Plenty of commentators, like Andrew Coyne (whose most recent article is an absolute must), are still skeptical about the NDP's ability to convert its polling numbers into a seat landslide in Québec. (See here and here.) Here are two common explanations for their skepticism, and why I think they're wrong.
Update, 6:45pm: Andrew has changed his mind from last night, and now agrees that the NDP will win over 30 seats in Québec. However, some still believe that they will only get 5 to 7 (see here and here).
1. The Bloc vote will turn out more than the NDP's.
Contrary to what many have asserted, the sovereignists are notoriously bad at turning out their vote. In almost every provincial and federal election, there is a prime à l'urne (ballot box bounce) for the federalist party/parties. The 2008 provincial election, when the PQ did unexpectedly well, was an exception and probably due to Quebecers being unenthusiastic about the incumbent government (Charest's Liberals). Such an anti-incumbency effect would clearly not hurt the NDP. While the NDP may not get a bounce because of its inferior organization, it is unlikely to be much worse than the Bloc at turnout.
2. The Bloc vote is efficiently distributed.
This is patently false. The Bloc vote was efficiently distributed in 2008 because it is quite uniform across French-speaking regions of Québec. This allowed it to win a lot of ridings by moderate margins, instead of wasting tons of votes on ultra-safe strongholds. This efficiency is predicated on the Bloc winning the Francophone vote. If the Bloc were tied with the NDP province-wide, it would still win Francophones, and Duceppe would trounce Layton seat-wise.
However, with the NDP 13% ahead of the Bloc, the Dippers are clearly also in the lead among Francophones.

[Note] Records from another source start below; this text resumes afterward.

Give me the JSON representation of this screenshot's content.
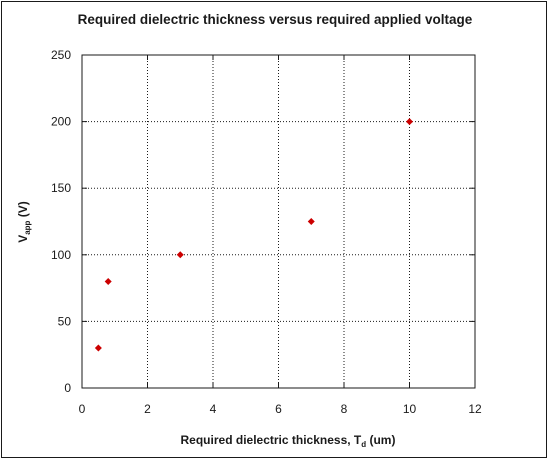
{
  "chart_data": {
    "type": "scatter",
    "title": "Required dielectric thickness versus required applied voltage",
    "xlabel": {
      "main": "Required dielectric thickness, T",
      "sub": "d",
      "suffix": " (um)"
    },
    "ylabel": {
      "main": "V",
      "sub": "app",
      "suffix": " (V)"
    },
    "xlim": [
      0,
      12
    ],
    "ylim": [
      0,
      250
    ],
    "xticks": [
      0,
      2,
      4,
      6,
      8,
      10,
      12
    ],
    "yticks": [
      0,
      50,
      100,
      150,
      200,
      250
    ],
    "grid": true,
    "grid_style": "dotted",
    "marker": "diamond",
    "marker_color": "#cc0000",
    "points": [
      {
        "x": 0.5,
        "y": 30
      },
      {
        "x": 0.8,
        "y": 80
      },
      {
        "x": 3,
        "y": 100
      },
      {
        "x": 7,
        "y": 125
      },
      {
        "x": 10,
        "y": 200
      }
    ]
  }
}
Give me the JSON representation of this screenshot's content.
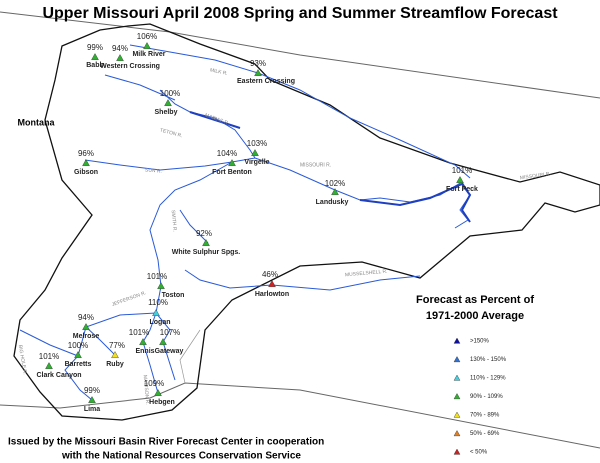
{
  "title": "Upper Missouri April 2008 Spring and Summer Streamflow Forecast",
  "state_label": "Montana",
  "legend": {
    "title": [
      "Forecast as Percent of",
      "1971-2000 Average"
    ],
    "items": [
      {
        "label": ">150%",
        "color": "#1010a0"
      },
      {
        "label": "130% - 150%",
        "color": "#3070d0"
      },
      {
        "label": "110% - 129%",
        "color": "#40d0e0"
      },
      {
        "label": "90% - 109%",
        "color": "#30b030"
      },
      {
        "label": "70% - 89%",
        "color": "#f0e020"
      },
      {
        "label": "50% - 69%",
        "color": "#e08020"
      },
      {
        "label": "< 50%",
        "color": "#d02020"
      }
    ]
  },
  "stations": [
    {
      "name": "Milk River",
      "value": 106,
      "value_label": "106%",
      "color": "#30b030"
    },
    {
      "name": "Western Crossing",
      "value": 94,
      "value_label": "94%",
      "color": "#30b030"
    },
    {
      "name": "Babb",
      "value": 99,
      "value_label": "99%",
      "color": "#30b030"
    },
    {
      "name": "Eastern Crossing",
      "value": 93,
      "value_label": "93%",
      "color": "#30b030"
    },
    {
      "name": "Shelby",
      "value": 100,
      "value_label": "100%",
      "color": "#30b030"
    },
    {
      "name": "Virgelle",
      "value": 103,
      "value_label": "103%",
      "color": "#30b030"
    },
    {
      "name": "Fort Benton",
      "value": 104,
      "value_label": "104%",
      "color": "#30b030"
    },
    {
      "name": "Gibson",
      "value": 96,
      "value_label": "96%",
      "color": "#30b030"
    },
    {
      "name": "Landusky",
      "value": 102,
      "value_label": "102%",
      "color": "#30b030"
    },
    {
      "name": "Fort Peck",
      "value": 101,
      "value_label": "101%",
      "color": "#30b030"
    },
    {
      "name": "White Sulphur Spgs.",
      "value": 92,
      "value_label": "92%",
      "color": "#30b030"
    },
    {
      "name": "Harlowton",
      "value": 46,
      "value_label": "46%",
      "color": "#d02020"
    },
    {
      "name": "Toston",
      "value": 101,
      "value_label": "101%",
      "color": "#30b030"
    },
    {
      "name": "Logan",
      "value": 110,
      "value_label": "110%",
      "color": "#40d0e0"
    },
    {
      "name": "Melrose",
      "value": 94,
      "value_label": "94%",
      "color": "#30b030"
    },
    {
      "name": "Barretts",
      "value": 100,
      "value_label": "100%",
      "color": "#30b030"
    },
    {
      "name": "Clark Canyon",
      "value": 101,
      "value_label": "101%",
      "color": "#30b030"
    },
    {
      "name": "Ruby",
      "value": 77,
      "value_label": "77%",
      "color": "#f0e020"
    },
    {
      "name": "Ennis",
      "value": 101,
      "value_label": "101%",
      "color": "#30b030"
    },
    {
      "name": "Gateway",
      "value": 107,
      "value_label": "107%",
      "color": "#30b030"
    },
    {
      "name": "Hebgen",
      "value": 109,
      "value_label": "109%",
      "color": "#30b030"
    },
    {
      "name": "Lima",
      "value": 99,
      "value_label": "99%",
      "color": "#30b030"
    }
  ],
  "rivers": [
    "MILK R.",
    "MARIAS R.",
    "TETON R.",
    "SUN R.",
    "MISSOURI R.",
    "MISSOURI R.",
    "SMITH R.",
    "MUSSELSHELL R.",
    "JEFFERSON R.",
    "BIG HOLE R.",
    "MADISON R."
  ],
  "footer": [
    "Issued by the Missouri Basin River Forecast Center in cooperation",
    "with the National Resources Conservation Service"
  ]
}
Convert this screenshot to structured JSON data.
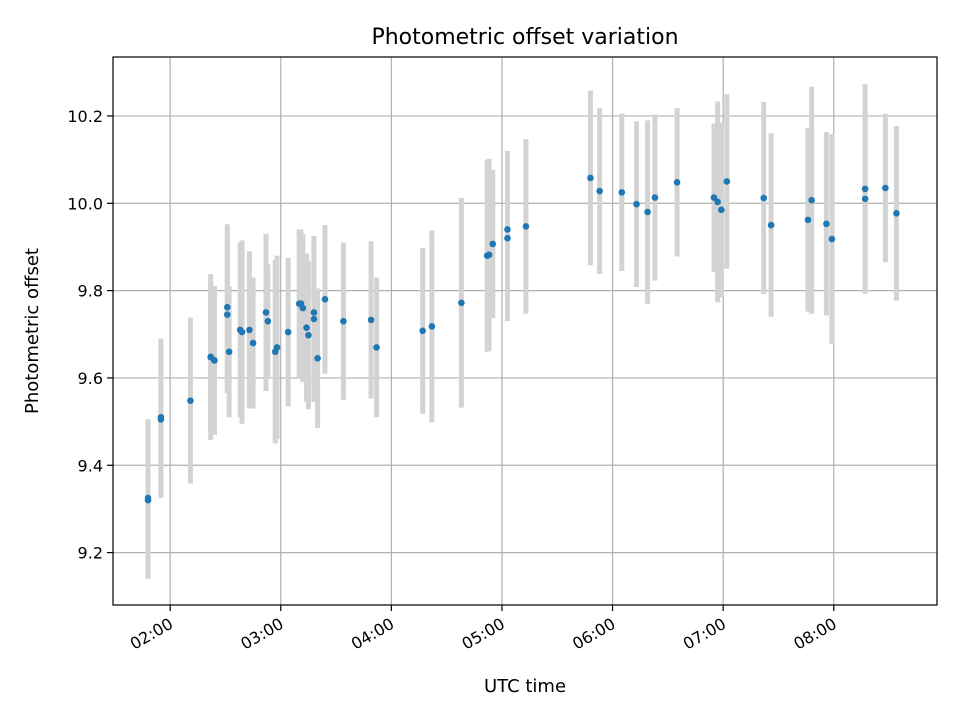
{
  "chart_data": {
    "type": "scatter",
    "title": "Photometric offset variation",
    "xlabel": "UTC time",
    "ylabel": "Photometric offset",
    "x_tick_labels": [
      "02:00",
      "03:00",
      "04:00",
      "05:00",
      "06:00",
      "07:00",
      "08:00"
    ],
    "y_tick_labels": [
      "9.2",
      "9.4",
      "9.6",
      "9.8",
      "10.0",
      "10.2"
    ],
    "y_ticks": [
      9.2,
      9.4,
      9.6,
      9.8,
      10.0,
      10.2
    ],
    "xlim": [
      "01:29",
      "08:56"
    ],
    "ylim": [
      9.08,
      10.335
    ],
    "grid": true,
    "colors": {
      "points": "#1f77b4",
      "errorbars": "#d3d3d3",
      "grid": "#b0b0b0"
    },
    "series": [
      {
        "x": [
          "01:48",
          "01:48",
          "01:55",
          "01:55",
          "02:11",
          "02:22",
          "02:22",
          "02:24",
          "02:24",
          "02:31",
          "02:31",
          "02:32",
          "02:38",
          "02:39",
          "02:43",
          "02:45",
          "02:52",
          "02:53",
          "02:57",
          "02:58",
          "03:04",
          "03:10",
          "03:11",
          "03:12",
          "03:14",
          "03:15",
          "03:18",
          "03:18",
          "03:20",
          "03:24",
          "03:34",
          "03:49",
          "03:52",
          "04:17",
          "04:22",
          "04:38",
          "04:52",
          "04:53",
          "04:55",
          "05:03",
          "05:03",
          "05:13",
          "05:48",
          "05:53",
          "06:05",
          "06:13",
          "06:19",
          "06:23",
          "06:35",
          "06:55",
          "06:57",
          "06:59",
          "07:02",
          "07:22",
          "07:26",
          "07:46",
          "07:48",
          "07:56",
          "07:59",
          "08:17",
          "08:17",
          "08:28",
          "08:34"
        ],
        "y": [
          9.32,
          9.325,
          9.505,
          9.51,
          9.548,
          9.648,
          9.648,
          9.64,
          9.64,
          9.762,
          9.745,
          9.66,
          9.71,
          9.705,
          9.71,
          9.68,
          9.75,
          9.73,
          9.66,
          9.67,
          9.705,
          9.77,
          9.77,
          9.76,
          9.715,
          9.698,
          9.735,
          9.75,
          9.645,
          9.78,
          9.73,
          9.733,
          9.67,
          9.708,
          9.718,
          9.772,
          9.88,
          9.882,
          9.907,
          9.94,
          9.92,
          9.947,
          10.058,
          10.028,
          10.025,
          9.998,
          9.98,
          10.013,
          10.048,
          10.013,
          10.003,
          9.985,
          10.05,
          10.012,
          9.95,
          9.962,
          10.007,
          9.953,
          9.918,
          10.01,
          10.033,
          10.035,
          9.977
        ],
        "err": [
          0.18,
          0.18,
          0.18,
          0.18,
          0.19,
          0.19,
          0.17,
          0.17,
          0.17,
          0.19,
          0.18,
          0.15,
          0.2,
          0.21,
          0.18,
          0.15,
          0.18,
          0.13,
          0.21,
          0.21,
          0.17,
          0.17,
          0.17,
          0.17,
          0.17,
          0.17,
          0.19,
          0.17,
          0.16,
          0.17,
          0.18,
          0.18,
          0.16,
          0.19,
          0.22,
          0.24,
          0.22,
          0.22,
          0.17,
          0.18,
          0.19,
          0.2,
          0.2,
          0.19,
          0.18,
          0.19,
          0.21,
          0.19,
          0.17,
          0.17,
          0.23,
          0.2,
          0.2,
          0.22,
          0.21,
          0.21,
          0.26,
          0.21,
          0.24,
          0.21,
          0.24,
          0.17,
          0.2
        ]
      }
    ]
  }
}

Both parties have quite uniformly spread votes. This means that the Bloc will lose dozens of races by 10% or less. Because the Bloc is no longer first, the same feature that made its vote very efficient in the past now makes it inefficient.

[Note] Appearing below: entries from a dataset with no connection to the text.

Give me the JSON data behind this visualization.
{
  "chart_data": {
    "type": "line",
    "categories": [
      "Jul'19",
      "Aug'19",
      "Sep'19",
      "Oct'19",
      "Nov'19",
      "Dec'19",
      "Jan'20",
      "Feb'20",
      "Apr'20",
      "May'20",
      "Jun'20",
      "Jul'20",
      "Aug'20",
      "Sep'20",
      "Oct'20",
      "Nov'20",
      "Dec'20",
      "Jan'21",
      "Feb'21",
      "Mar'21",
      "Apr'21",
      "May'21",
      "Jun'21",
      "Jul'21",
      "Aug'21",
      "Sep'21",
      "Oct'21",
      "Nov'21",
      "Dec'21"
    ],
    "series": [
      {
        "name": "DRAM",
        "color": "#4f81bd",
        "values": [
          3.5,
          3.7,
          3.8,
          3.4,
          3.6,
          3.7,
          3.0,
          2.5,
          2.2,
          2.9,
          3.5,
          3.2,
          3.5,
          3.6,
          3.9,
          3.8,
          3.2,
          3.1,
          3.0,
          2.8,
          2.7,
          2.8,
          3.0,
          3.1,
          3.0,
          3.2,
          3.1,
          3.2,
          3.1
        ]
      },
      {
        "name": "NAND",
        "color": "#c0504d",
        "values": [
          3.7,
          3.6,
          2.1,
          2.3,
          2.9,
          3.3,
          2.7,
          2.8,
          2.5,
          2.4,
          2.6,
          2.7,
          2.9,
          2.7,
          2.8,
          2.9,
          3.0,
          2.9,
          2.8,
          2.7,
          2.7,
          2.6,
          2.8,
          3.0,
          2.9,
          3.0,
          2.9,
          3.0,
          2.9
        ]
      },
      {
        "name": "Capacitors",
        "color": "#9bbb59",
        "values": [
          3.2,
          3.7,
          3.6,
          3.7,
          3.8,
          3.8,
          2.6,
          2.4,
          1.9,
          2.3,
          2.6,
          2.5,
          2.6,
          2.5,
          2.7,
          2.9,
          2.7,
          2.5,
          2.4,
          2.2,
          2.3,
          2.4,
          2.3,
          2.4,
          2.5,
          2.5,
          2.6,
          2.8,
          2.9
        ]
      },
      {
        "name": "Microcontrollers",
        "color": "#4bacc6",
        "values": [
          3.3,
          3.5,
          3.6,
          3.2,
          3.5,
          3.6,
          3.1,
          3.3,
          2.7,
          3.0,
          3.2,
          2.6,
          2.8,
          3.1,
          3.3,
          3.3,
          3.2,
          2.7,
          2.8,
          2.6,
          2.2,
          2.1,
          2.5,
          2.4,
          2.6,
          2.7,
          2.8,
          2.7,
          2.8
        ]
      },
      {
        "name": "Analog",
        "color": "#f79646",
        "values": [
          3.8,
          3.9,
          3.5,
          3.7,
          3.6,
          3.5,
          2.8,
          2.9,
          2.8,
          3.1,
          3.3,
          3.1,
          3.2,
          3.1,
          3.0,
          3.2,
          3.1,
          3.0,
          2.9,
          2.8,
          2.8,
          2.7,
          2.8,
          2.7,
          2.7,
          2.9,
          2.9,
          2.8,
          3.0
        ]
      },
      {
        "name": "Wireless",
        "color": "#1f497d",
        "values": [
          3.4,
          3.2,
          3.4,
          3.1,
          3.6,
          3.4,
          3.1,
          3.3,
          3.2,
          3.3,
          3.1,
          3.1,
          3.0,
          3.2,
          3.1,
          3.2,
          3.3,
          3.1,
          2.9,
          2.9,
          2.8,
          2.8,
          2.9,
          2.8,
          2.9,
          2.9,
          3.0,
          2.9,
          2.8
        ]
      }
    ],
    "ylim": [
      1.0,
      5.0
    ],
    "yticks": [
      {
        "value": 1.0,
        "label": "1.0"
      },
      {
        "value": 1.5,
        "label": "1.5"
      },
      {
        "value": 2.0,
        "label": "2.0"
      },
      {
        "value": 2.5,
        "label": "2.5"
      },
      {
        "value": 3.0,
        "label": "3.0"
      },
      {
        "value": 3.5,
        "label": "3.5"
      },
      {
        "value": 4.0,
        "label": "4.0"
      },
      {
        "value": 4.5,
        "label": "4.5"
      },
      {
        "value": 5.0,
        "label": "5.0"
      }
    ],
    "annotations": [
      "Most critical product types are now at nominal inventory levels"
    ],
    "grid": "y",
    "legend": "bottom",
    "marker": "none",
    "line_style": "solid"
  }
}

Now, obviously, there may be pockets of the province where the Bloc retreats less than elsewhere, which would make its vote less uniform and help it survive in some areas. The projection actually takes this into account through regional adjustments based on riding polls: if I applied a straight uniform swing without regional adjustments, the Bloc would be down to 9 seats.

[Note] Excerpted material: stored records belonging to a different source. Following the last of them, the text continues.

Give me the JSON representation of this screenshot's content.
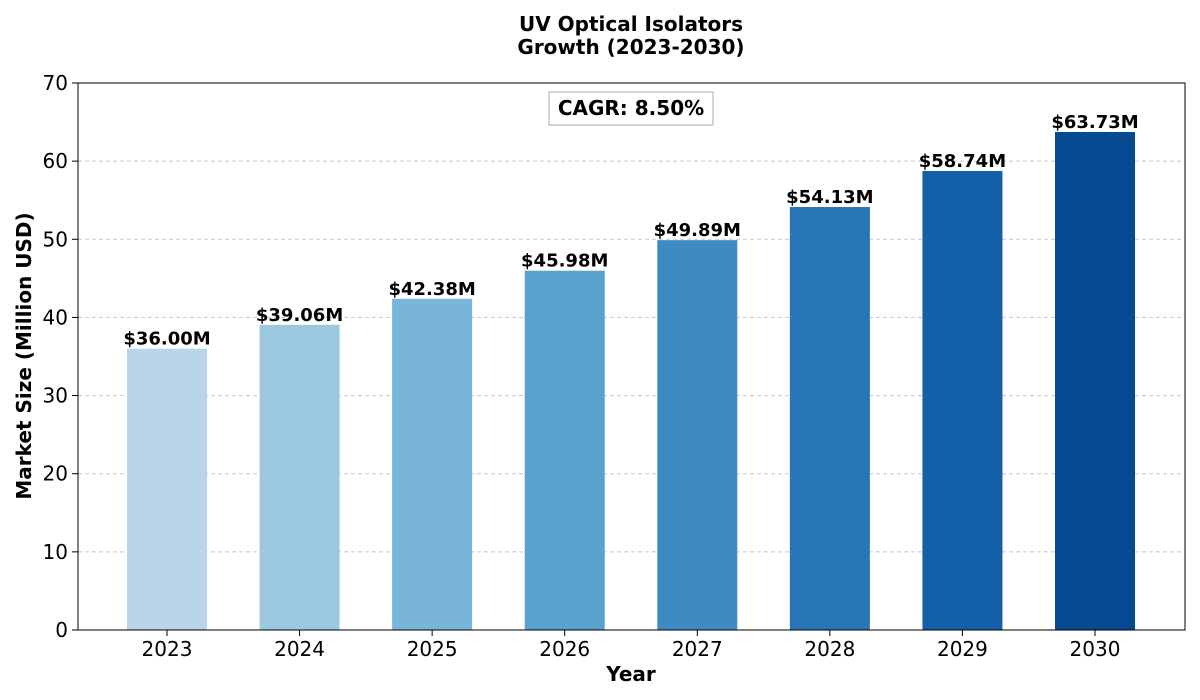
{
  "chart_data": {
    "type": "bar",
    "title_lines": [
      "UV Optical Isolators",
      "Growth (2023-2030)"
    ],
    "xlabel": "Year",
    "ylabel": "Market Size (Million USD)",
    "categories": [
      "2023",
      "2024",
      "2025",
      "2026",
      "2027",
      "2028",
      "2029",
      "2030"
    ],
    "values": [
      36.0,
      39.06,
      42.38,
      45.98,
      49.89,
      54.13,
      58.74,
      63.73
    ],
    "value_labels": [
      "$36.00M",
      "$39.06M",
      "$42.38M",
      "$45.98M",
      "$49.89M",
      "$54.13M",
      "$58.74M",
      "$63.73M"
    ],
    "bar_colors": [
      "#b9d5ea",
      "#9bc8df",
      "#79b5d7",
      "#5aa2ce",
      "#3e8bc3",
      "#2776b8",
      "#1460a8",
      "#084a91"
    ],
    "ylim": [
      0,
      70
    ],
    "yticks": [
      "0",
      "10",
      "20",
      "30",
      "40",
      "50",
      "60",
      "70"
    ],
    "grid": "horizontal dashed",
    "annotation": "CAGR: 8.50%"
  }
}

Bottom line: If the election were yesterday, I'm confident the NDP would have won, at a bare minimum, a majority of Québec seats. Taking into account a potential recoil over the weekend, maybe that lower bound is around 30 seats for Election Day. However, while I think the NDP has probably stopped going up in Québec, I don't think that a voter recoil is much more likely than a further Bloc collapse. The best bet is that the Dippers win a majority of Québec seats, and that the Bloc loses at least half its caucus. I wouldn't even be surprised if the Bloc falls below 12 and loses official party status, though the odds of that are currently under half.